At 06:26 AM 6/27/00 -0500, Tomasz Motylewski wrote:
>On Tue, 27 Jun 2000, Bjorn Eriksson wrote:
>
> > > double x = 3.4;
> > > double y = 5.67;
> > > double z = 0.0;
> > > for (long i=1; i<10000; i++) {
> > > z += x+y;
> > > }
> > >
> > > printf("%lf\n",z);
>
> > Rewriting so as to not make the code dependent on how smart the
> optimizer
> > is. Sound advice which I ASsumed the original poster had though of.
> I'd like
>
>Well, I was not concerned about optimizer (but now I am as well).

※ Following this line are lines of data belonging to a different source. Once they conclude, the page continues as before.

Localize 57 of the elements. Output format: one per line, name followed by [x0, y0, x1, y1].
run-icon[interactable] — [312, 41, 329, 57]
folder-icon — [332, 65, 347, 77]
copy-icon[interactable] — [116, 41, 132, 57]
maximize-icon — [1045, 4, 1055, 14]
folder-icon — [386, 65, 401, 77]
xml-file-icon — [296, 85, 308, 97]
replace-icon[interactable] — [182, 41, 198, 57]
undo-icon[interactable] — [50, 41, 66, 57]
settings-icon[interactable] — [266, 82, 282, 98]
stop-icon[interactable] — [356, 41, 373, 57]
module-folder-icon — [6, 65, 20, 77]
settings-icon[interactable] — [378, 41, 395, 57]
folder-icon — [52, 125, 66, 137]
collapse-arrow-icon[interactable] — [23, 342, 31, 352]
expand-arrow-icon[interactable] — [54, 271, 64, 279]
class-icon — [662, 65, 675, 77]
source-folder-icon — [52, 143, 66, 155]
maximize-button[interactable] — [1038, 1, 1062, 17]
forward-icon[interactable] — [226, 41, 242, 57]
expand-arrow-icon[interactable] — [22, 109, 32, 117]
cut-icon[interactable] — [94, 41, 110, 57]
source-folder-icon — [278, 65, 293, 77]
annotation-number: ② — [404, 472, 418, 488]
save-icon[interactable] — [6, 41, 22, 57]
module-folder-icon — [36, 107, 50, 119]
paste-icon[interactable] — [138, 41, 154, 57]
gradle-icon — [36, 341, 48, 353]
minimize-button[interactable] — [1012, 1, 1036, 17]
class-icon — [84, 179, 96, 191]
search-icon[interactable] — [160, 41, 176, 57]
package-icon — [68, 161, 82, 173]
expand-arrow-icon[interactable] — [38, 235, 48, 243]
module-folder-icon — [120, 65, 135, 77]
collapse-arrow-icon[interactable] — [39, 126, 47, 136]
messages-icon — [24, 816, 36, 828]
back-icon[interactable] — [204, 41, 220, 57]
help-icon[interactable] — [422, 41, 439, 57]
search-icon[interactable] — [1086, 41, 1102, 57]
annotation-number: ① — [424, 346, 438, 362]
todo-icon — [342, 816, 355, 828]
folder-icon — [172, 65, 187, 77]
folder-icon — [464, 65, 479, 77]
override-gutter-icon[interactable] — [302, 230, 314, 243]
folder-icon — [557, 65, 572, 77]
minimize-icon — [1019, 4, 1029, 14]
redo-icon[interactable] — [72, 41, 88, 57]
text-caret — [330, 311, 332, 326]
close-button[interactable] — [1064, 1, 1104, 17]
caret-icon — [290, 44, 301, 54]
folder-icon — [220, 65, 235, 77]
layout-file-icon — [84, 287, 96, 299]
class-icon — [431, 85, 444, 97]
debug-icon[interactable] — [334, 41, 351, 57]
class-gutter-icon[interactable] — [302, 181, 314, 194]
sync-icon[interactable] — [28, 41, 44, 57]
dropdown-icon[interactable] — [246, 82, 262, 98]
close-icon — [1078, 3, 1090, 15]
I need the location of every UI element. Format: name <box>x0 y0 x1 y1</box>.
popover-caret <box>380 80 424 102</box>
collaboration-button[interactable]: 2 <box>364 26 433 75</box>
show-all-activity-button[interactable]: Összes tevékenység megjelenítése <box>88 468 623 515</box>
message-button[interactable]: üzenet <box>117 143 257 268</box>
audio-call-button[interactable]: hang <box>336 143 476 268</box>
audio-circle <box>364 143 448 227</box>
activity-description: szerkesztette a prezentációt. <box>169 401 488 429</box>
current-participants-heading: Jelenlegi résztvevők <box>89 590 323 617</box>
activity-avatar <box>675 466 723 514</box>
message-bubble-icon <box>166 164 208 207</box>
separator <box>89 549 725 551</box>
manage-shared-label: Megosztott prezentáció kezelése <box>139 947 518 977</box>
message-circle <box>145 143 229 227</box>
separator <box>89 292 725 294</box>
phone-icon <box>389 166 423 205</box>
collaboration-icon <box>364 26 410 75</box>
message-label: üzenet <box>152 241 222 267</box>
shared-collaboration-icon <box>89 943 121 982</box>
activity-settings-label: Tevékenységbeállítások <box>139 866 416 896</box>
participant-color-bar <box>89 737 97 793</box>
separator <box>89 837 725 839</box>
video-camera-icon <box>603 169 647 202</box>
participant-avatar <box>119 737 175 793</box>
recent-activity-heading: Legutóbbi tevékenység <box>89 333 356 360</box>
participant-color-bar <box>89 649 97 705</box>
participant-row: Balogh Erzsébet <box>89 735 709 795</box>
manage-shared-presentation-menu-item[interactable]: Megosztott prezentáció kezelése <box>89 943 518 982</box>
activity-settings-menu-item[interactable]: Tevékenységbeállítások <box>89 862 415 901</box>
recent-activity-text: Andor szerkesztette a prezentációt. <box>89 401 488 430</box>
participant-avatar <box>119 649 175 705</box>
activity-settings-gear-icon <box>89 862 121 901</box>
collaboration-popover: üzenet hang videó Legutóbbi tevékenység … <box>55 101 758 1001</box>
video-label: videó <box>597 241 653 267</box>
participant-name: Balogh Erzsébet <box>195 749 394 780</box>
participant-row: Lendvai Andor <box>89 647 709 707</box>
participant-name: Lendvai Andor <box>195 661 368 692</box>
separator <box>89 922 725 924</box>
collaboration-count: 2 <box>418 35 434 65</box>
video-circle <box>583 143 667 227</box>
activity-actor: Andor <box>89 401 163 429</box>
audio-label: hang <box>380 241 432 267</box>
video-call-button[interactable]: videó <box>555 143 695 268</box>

>I just thought that may be if emulation is done by interrupts, then
>blocking
>them just causes no exceptions - no operations beeing done. Therefore
>I would
>expect z=0.0 on exit when interrupts are blocked. But I was just guessing.
>Tomek
Software floating point emulation is done with exceptions (traps) which
are close cousins to interrupts. Traps work just like interrupts but
are not maskable. The primary differences between a trap and an
interrupt are (a) traps are not maskable and (b) traps come from
executing an instruction while interrupts come from the outside
hardware. If the AMD SC410 has maskable traps, it is seriously broken.